新旧分離を行うことで、事業を承継した新社は過剰な債務から解放され財務が正常化し、商取引や債券の発行、融資に関する支障が取り除かれる。
また新社を旧社の子会社とすれば、新社が黒字計上を果たせば旧社は配当を受け取り、それを弁済に充てることができる。ないしは、旧社は新社の株式を売却し、売却益を弁済に充てることも可能になる。
公共企業体日本国有鉄道(国鉄)の分割民営化(1987年〈昭和62年〉)は、このスキームを実現するためのものであった。しかし実際には株式売却益を充てても債務の利払いすら満足にできず、逆に債務が膨張してスキームが完全に破綻した。旧社に相当する日本国有鉄道清算事業団解散の1998年(平成10年)にそのほとんどが国の債務に繰り入れられ、国の一般会計から60年かけて直接償還せざるを得なくなる、事実上の失敗に終わった。
チッソも同様で、本業は非常に順調だが、賠償金の債務がのしかかっていたため、サスティナビリティーが疑問視されていた。

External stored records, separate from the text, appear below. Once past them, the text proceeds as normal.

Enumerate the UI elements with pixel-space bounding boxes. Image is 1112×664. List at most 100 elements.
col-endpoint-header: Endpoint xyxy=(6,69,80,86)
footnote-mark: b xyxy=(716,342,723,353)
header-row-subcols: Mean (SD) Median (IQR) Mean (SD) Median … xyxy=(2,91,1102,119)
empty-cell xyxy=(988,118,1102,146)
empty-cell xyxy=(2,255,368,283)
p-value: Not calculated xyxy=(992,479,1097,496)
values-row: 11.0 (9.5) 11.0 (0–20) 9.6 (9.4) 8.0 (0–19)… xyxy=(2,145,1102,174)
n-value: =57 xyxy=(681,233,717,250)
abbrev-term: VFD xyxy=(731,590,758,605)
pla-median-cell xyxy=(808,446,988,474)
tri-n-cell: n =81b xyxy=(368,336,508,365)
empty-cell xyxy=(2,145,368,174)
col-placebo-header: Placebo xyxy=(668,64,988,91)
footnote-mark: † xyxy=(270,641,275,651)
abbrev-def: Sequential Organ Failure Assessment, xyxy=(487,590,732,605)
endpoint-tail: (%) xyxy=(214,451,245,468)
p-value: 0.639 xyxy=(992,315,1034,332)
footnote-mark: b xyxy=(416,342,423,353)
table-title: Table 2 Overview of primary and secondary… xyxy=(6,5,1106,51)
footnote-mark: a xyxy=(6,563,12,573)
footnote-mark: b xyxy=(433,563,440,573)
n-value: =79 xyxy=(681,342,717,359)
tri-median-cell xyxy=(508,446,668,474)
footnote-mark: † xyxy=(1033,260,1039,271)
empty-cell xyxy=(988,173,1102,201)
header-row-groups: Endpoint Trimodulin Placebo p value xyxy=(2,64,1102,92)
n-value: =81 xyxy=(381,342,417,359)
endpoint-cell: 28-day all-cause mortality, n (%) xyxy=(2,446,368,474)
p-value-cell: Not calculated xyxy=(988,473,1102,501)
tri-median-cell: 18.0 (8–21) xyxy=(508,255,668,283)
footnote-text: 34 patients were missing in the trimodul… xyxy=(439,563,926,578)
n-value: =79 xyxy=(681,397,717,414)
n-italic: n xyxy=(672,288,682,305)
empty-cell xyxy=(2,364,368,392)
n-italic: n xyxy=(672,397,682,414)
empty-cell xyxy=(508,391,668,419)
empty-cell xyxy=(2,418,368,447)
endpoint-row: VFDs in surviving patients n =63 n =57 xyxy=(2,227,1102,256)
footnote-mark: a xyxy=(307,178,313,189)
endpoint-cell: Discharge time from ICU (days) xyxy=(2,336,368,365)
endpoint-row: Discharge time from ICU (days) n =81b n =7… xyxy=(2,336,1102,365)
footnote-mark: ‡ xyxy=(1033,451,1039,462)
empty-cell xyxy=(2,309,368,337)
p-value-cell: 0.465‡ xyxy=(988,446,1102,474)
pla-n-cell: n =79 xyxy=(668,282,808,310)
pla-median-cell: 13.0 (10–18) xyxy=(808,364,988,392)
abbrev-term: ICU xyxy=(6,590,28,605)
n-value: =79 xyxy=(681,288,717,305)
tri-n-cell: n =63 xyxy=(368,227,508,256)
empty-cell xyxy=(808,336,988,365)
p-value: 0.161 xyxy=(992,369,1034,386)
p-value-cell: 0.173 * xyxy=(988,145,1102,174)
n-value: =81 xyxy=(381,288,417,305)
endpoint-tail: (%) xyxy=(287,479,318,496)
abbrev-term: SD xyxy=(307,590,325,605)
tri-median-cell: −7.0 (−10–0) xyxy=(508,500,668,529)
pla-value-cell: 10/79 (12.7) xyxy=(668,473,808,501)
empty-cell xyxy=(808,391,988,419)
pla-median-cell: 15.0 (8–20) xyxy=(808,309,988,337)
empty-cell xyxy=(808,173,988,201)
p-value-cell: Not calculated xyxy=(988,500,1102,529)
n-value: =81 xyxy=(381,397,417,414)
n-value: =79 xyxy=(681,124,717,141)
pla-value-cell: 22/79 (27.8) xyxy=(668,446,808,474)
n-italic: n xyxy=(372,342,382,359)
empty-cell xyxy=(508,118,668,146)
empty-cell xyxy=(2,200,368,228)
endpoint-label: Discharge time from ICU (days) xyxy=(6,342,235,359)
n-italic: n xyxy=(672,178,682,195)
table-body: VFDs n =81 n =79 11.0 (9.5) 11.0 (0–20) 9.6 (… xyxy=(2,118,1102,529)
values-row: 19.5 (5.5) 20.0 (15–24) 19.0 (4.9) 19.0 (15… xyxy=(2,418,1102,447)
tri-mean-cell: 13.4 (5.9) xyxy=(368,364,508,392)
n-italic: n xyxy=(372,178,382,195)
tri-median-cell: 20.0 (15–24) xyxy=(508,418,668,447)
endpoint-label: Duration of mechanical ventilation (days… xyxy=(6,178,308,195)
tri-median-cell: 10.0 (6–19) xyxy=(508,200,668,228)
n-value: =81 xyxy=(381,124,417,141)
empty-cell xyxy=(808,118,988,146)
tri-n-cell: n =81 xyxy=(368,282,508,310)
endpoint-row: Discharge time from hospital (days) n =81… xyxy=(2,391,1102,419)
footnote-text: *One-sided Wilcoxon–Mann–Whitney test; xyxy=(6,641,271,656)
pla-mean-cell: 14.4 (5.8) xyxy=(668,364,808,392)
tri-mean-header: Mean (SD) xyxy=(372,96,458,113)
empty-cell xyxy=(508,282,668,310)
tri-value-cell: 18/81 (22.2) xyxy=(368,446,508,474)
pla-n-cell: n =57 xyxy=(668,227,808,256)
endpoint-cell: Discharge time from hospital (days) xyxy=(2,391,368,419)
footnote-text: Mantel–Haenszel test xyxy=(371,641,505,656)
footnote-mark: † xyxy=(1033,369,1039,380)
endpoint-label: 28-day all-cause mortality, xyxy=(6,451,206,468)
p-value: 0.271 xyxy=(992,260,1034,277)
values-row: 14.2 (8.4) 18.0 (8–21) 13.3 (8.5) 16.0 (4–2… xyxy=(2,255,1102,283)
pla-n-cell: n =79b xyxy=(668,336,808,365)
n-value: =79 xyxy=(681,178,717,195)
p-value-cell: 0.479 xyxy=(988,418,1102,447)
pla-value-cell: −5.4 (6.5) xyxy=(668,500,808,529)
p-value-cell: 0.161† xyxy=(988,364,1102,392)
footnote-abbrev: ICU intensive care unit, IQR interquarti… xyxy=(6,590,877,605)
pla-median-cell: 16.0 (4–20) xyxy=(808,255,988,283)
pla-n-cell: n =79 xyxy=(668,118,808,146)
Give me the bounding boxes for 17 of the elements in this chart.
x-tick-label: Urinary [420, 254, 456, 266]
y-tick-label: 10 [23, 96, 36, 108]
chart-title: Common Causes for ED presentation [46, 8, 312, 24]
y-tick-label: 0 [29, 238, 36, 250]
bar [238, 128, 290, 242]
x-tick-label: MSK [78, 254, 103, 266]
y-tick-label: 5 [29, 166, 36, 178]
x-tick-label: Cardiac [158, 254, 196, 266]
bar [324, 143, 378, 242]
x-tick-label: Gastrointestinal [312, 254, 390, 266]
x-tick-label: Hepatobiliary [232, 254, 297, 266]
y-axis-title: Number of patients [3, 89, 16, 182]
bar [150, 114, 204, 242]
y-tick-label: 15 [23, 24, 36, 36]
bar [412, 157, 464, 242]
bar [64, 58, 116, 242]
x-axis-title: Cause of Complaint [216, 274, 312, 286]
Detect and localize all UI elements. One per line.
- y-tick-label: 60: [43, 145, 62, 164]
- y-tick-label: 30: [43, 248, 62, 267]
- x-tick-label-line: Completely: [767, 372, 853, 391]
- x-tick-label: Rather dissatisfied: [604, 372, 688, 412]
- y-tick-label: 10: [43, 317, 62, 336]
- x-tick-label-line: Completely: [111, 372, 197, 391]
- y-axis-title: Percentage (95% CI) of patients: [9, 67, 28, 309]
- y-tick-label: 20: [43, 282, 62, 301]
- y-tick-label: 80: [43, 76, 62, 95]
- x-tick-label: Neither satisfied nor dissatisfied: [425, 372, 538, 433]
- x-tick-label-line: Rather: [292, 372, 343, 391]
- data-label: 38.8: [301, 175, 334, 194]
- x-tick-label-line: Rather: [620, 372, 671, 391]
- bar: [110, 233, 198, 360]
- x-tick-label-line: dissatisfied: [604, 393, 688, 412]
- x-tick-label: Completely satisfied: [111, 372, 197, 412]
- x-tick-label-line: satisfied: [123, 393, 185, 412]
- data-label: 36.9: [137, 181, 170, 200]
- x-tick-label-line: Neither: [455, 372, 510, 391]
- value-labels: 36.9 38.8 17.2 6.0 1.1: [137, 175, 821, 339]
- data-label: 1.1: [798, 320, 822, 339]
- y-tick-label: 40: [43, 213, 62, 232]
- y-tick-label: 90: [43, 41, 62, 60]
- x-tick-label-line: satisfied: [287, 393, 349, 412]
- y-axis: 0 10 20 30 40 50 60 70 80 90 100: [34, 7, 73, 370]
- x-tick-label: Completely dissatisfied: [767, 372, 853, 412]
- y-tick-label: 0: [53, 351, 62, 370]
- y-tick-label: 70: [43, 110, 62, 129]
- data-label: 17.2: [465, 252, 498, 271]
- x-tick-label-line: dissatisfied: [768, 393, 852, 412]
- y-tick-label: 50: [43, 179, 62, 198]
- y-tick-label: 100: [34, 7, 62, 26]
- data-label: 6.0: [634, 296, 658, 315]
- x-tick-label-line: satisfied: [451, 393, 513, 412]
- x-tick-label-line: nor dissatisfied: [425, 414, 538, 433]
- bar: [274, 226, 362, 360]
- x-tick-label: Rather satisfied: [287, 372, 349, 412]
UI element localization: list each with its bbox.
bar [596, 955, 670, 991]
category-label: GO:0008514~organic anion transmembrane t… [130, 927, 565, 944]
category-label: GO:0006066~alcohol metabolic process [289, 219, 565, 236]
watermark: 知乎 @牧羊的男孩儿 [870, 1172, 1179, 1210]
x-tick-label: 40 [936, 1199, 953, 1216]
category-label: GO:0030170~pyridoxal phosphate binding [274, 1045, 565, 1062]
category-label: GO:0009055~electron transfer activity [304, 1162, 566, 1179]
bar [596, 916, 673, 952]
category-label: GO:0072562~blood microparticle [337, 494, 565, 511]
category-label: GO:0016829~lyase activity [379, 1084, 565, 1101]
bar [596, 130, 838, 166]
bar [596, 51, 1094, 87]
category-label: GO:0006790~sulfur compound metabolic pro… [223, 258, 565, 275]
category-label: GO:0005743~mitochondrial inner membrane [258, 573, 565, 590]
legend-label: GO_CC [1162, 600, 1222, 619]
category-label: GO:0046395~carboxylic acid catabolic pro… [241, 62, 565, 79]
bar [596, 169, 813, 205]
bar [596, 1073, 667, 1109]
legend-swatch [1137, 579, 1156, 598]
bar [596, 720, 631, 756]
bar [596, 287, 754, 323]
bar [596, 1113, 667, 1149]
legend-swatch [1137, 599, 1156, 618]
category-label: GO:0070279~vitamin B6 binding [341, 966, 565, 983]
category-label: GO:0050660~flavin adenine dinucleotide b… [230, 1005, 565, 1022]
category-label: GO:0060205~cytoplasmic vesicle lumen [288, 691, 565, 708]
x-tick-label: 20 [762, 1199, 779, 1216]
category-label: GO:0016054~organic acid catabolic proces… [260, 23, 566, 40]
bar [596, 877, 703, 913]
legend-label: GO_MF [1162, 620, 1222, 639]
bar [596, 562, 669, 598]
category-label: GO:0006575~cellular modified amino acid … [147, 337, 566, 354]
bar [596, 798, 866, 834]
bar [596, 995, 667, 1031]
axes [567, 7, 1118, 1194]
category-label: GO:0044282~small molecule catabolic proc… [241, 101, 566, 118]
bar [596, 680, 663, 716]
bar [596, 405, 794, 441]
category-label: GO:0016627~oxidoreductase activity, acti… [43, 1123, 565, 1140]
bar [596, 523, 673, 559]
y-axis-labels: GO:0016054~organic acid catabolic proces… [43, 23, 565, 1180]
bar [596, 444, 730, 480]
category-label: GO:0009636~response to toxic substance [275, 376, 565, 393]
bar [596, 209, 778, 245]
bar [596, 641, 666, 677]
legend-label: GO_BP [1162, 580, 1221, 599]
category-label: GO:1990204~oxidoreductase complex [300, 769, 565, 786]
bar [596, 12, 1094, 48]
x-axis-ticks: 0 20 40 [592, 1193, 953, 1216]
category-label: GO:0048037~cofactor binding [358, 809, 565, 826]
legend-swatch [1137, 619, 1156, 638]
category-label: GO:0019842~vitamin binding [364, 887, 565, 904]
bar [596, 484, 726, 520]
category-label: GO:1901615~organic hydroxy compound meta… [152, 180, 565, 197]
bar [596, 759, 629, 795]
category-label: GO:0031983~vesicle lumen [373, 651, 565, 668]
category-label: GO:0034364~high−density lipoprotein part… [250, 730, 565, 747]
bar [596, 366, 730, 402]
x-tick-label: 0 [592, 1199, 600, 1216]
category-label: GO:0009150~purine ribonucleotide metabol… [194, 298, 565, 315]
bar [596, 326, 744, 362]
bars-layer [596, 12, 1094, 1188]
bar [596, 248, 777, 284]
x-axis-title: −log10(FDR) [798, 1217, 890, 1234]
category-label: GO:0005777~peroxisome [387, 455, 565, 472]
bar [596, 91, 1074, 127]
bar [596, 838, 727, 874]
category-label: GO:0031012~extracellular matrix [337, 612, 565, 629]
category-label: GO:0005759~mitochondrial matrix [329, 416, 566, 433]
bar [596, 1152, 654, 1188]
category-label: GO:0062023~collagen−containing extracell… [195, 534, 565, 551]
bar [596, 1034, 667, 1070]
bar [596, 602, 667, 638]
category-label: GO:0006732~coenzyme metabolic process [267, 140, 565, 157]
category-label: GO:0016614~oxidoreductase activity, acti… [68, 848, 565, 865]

そのために新旧分離を行い、新会社を身軽にして確実に事業継続を目指す意図であった。
(補記)
(補記)
日本以外の国においては当然根拠となる法令が異なるものの、新旧分離は経営再建の手法として幅広く用いられる。
2009年、アメリカ合衆国では自動車業界の“BIG 3”を形成していたクライスラーとゼネラル・モータースが相次いで経営破綻した。再建に係る適用法令は米連邦倒産法第11章であるが、これは日本では民事再生法に相当する法律とされる。同条に基づく再建の過程では、それぞれの会社を債務整理を目的とする旧社と、優良事業及びそれを継続させるための資産・人員のみ引き継ぐ新社とに分けることを骨子として進められた。新社にはいずれも国が出資し、急速に業績を回復させたが、それにより経営陣に多額の報酬が支払われたことについては大統領のバラク・オバマらが批判した。一方、「不採算」「不良」とされたブランドについては旧社に残され、中国などの外国メーカーに売却してその売却益が債務弁済に充てられた。